Chandra Sripada, who teaches in LSA’s Department of Philosophy, the Weinberg Institute for Cognitive Science, and the U-M Medical School’s Department of Psychiatry, lectures on moral philosophy. Specifically, Sripada teaches students about the Trolley Problem, which is a thought experiment so famous in moral philosophy that it spawned its own sub-discipline: Trolley-ology.
In fact, the Weinberg Institute, started in 2014 with a $7.7 million gift from Marshall M. Weinberg (’50), recently sponsored a symposium on the topic, inviting speakers from around the country to share their thoughts.

The scenario goes like this: You’re standing next to a train track when you spot a locomotive approaching. Farther down the track are five people in the path of the train but too far away for you to shout a warning to them. A lever next to you would allow you to divert the train—saving the lives of five people—onto a track with only one person standing on it. If you knew that one person would die if you flipped the lever, would you still do it?
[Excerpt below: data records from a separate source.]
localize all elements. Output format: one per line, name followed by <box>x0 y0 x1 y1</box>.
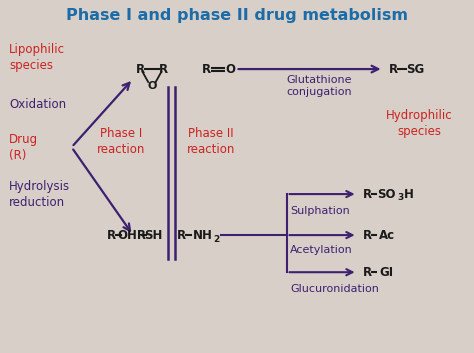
Text: SG: SG <box>407 62 425 76</box>
Text: R: R <box>388 62 398 76</box>
Text: NH: NH <box>193 229 213 241</box>
Text: R: R <box>363 266 372 279</box>
Text: R: R <box>363 187 372 201</box>
Text: R: R <box>107 229 116 241</box>
Text: Hydrolysis
reduction: Hydrolysis reduction <box>9 180 70 209</box>
Text: Acetylation: Acetylation <box>291 245 353 255</box>
Text: R: R <box>159 62 168 76</box>
Text: 3: 3 <box>398 193 404 203</box>
Text: Phase I
reaction: Phase I reaction <box>97 127 146 156</box>
Text: Phase II
reaction: Phase II reaction <box>187 127 235 156</box>
Text: SH: SH <box>144 229 162 241</box>
Text: Glucuronidation: Glucuronidation <box>291 284 379 294</box>
Text: R: R <box>363 229 372 241</box>
Text: Lipophilic
species: Lipophilic species <box>9 43 65 72</box>
Text: R: R <box>136 62 145 76</box>
Text: Phase I and phase II drug metabolism: Phase I and phase II drug metabolism <box>66 8 408 23</box>
Text: 2: 2 <box>213 234 219 244</box>
Text: O: O <box>147 81 156 91</box>
Text: O: O <box>225 62 235 76</box>
Text: Drug
(R): Drug (R) <box>9 133 38 162</box>
Text: GI: GI <box>380 266 394 279</box>
Text: Glutathione
conjugation: Glutathione conjugation <box>287 75 352 97</box>
Text: SO: SO <box>378 187 396 201</box>
Text: R: R <box>177 229 186 241</box>
Text: OHR: OHR <box>118 229 146 241</box>
Text: H: H <box>404 187 413 201</box>
Text: Ac: Ac <box>379 229 395 241</box>
Text: Oxidation: Oxidation <box>9 98 66 111</box>
Text: Sulphation: Sulphation <box>291 206 350 216</box>
Text: R: R <box>202 62 211 76</box>
Text: Hydrophilic
species: Hydrophilic species <box>386 109 452 138</box>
There are numerous variations on this basic scenario, some gruesome, some silly. But they all have the goal of helping people better understand the moral vector of choices made in real life, Sripada says, decisions like those made during wartime (like when civilian casualties are acceptable) and battling epidemics (like how much money to give and when to give it).
“In deciding how we allocate scarce support dollars for medical interventions especially, it’s often the case that there are tradeoffs where inevitably some people are going to die this way or people are going to die that way,” Sripada says. “We end up doing this horrible tallying of how many lives we do, or even can, save.”

Tools of the Trade

For years, philosophers investigated Trolley cases mostly from the armchair. Over the last 15 years, they have been joined by a new group of “experimental philosophers” who use scientific tools such as survey methods and functional imaging scanners to figure out why we make the judgments we do in these scenarios.

“There is a long tradition of philosophers drawing heavily on the natural sciences. The contemporary field of experimental philosophy focuses on one area that is particularly relevant for moral theory: the judgment processes that produce our spontaneous moral intuitions,” Sripada says. “These philosophers want to figure out the inner workings of intuitive judgment — the hidden processes and principles that lead us to judge the way that we do.”
But figuring out why people make moral judgments like these is only part of the problem that philosophers face. Because even if we understand the mental systems and impulses governing our decisions, philosophers still have to figure out whether we should accept those instinctive responses or challenge them.

“For the most part, philosophers aren’t going to be designing the next Hubble Telescope,” Sripada says. “That’s not the kind of work they do. Scientific tools can lay bare the principles that we are bringing to confront these problems, but there’s no microscope that’s going to tell you that this principle is a good one or a bad one.”